Si la vie de tous les personnages est sens dessus dessous, Pascal Bonitzer s’efforce lui à donner de l’ordre à son film. Il organise d’abord de nombreux effets d’échos et répétitions. Dans la première scène, Nathalie demande à Gaëlle comment on peut être communiste aujourd’hui. La même question est posée un peu plus tard à Bruno qui donnera la même réponse qu’avait faite son ancienne compagne. L’histoire des cartels que Béatrice explique à son compagnon de la nuit revient au moment le plus inattendu dans la chambre du mari. Plus subtilement, le dernier plan fait écho au premier.

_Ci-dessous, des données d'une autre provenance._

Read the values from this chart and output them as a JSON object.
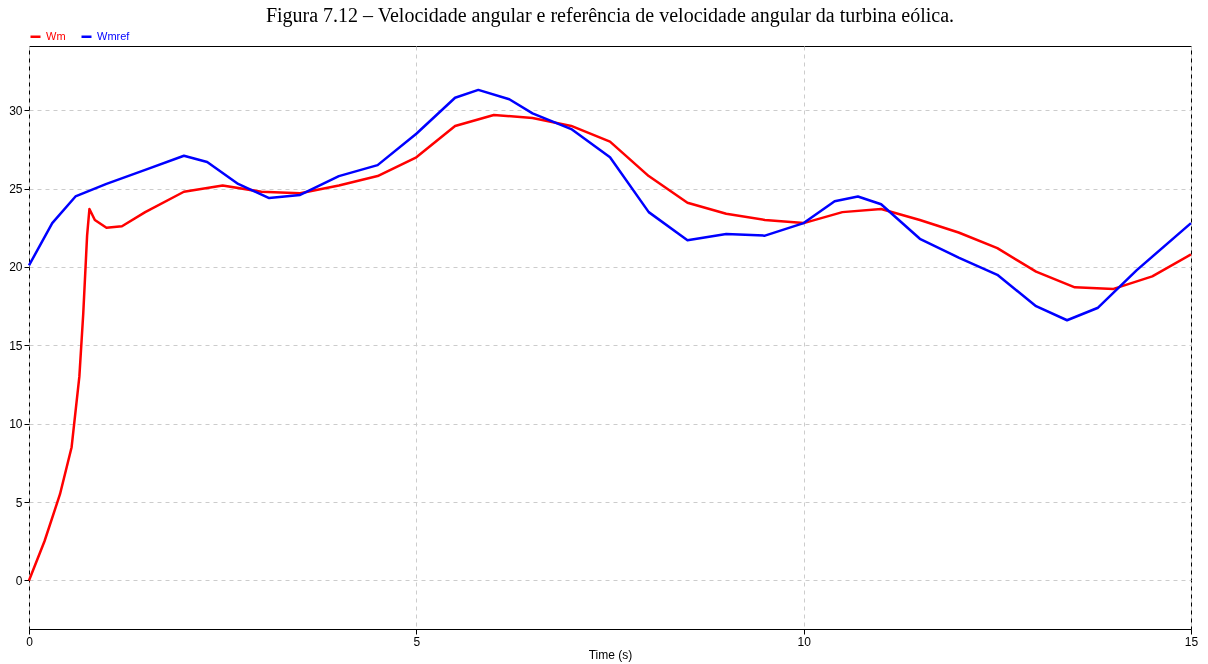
{
  "chart_data": {
    "type": "line",
    "title": "Figura 7.12 – Velocidade angular e referência de velocidade angular da turbina eólica.",
    "xlabel": "Time (s)",
    "xlim": [
      0,
      15
    ],
    "xticks": [
      0,
      5,
      10,
      15
    ],
    "ylim": [
      -3.1,
      34.1
    ],
    "yticks": [
      0,
      5,
      10,
      15,
      20,
      25,
      30
    ],
    "grid": true,
    "legend": "top left",
    "line_style": "solid",
    "marker": "none",
    "series": [
      {
        "name": "Wm",
        "color": "#ff0000",
        "x": [
          0,
          0.2,
          0.4,
          0.55,
          0.65,
          0.7,
          0.75,
          0.78,
          0.85,
          1.0,
          1.2,
          1.5,
          2,
          2.5,
          3,
          3.5,
          4,
          4.5,
          5,
          5.5,
          6,
          6.5,
          7,
          7.5,
          8,
          8.5,
          9,
          9.5,
          10,
          10.5,
          11,
          11.5,
          12,
          12.5,
          13,
          13.5,
          14,
          14.5,
          15
        ],
        "values": [
          0,
          2.5,
          5.5,
          8.5,
          13,
          17,
          22,
          23.7,
          23,
          22.5,
          22.6,
          23.5,
          24.8,
          25.2,
          24.8,
          24.7,
          25.2,
          25.8,
          27,
          29,
          29.7,
          29.5,
          29,
          28,
          25.8,
          24.1,
          23.4,
          23,
          22.8,
          23.5,
          23.7,
          23,
          22.2,
          21.2,
          19.7,
          18.7,
          18.6,
          19.4,
          20.8
        ]
      },
      {
        "name": "Wmref",
        "color": "#0000ff",
        "x": [
          0,
          0.3,
          0.6,
          1,
          1.5,
          2,
          2.3,
          2.7,
          3.1,
          3.5,
          4,
          4.5,
          5,
          5.5,
          5.8,
          6.2,
          6.5,
          7,
          7.5,
          8,
          8.5,
          9,
          9.5,
          10,
          10.4,
          10.7,
          11,
          11.5,
          12,
          12.5,
          13,
          13.4,
          13.8,
          14.3,
          15
        ],
        "values": [
          20.1,
          22.8,
          24.5,
          25.3,
          26.2,
          27.1,
          26.7,
          25.3,
          24.4,
          24.6,
          25.8,
          26.5,
          28.5,
          30.8,
          31.3,
          30.7,
          29.8,
          28.8,
          27,
          23.5,
          21.7,
          22.1,
          22,
          22.8,
          24.2,
          24.5,
          24,
          21.8,
          20.6,
          19.5,
          17.5,
          16.6,
          17.4,
          19.8,
          22.8
        ]
      }
    ]
  }
}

On y voit une femme se mettre du rouge à lèvre dans une glace indiquant peut-être que Béatrice pourrait prendre la place de Gaëlle. La musique va dans le même sens avec la répétition d’un même thème inquiétant et mystérieux tout au long du film. Dans tous les cas, la boucle est bouclée.

Pascal Bonitzer organise également la circulation d’objets qui font avancer le récit et tiennent le film unis. Il s’agit d’un revolver et d’une bague, symbole de fidélité qui passe ironiquement entre les mains de toutes les femmes de Bruno. Ce désir d’ordre contamine peu à peu les personnages et l’histoire. La nuit que Bruno passe en compagnie de Béatrice lui sert de révélation. A l’aube devant Notre-Dame de la Salette, le personnage vit une expérience mystique qui va peu à peu le transformer. Ce n’est que le lendemain, croyant avoir perdu Béatrice pour toujours, qu’il lui avoue son amour, exprimant ainsi pour la première fois du film une conviction profonde et irrémédiable. De même, Gaëlle trouve un nouveau compagnon sans doute plus satisfaisant. Béatrice, de son côté, est enfin libérée par la mort de son dernier compagnon. La scène finale est ici particulièrement représentative de l’esprit qui prévaut à tout le film. Du fait d’une ellipse de montage, un doute plane sur l’enterrement auquel on assiste. On ne sait pas bien qui est mort. Quand Bruno apparaît, il est physiquement changé mais toujours raillé par Béatrice comme si les choses n’avaient pas vraiment évolué. Si un certain ordre est revenu, il n’efface pas les incertitudes. C’est dans ce constant entre-deux et ce déséquilibre que le film trouve un terrain de jeu privilégié. Petites Coupures oscille ainsi entre le bleu du ciel et le gris des nuages.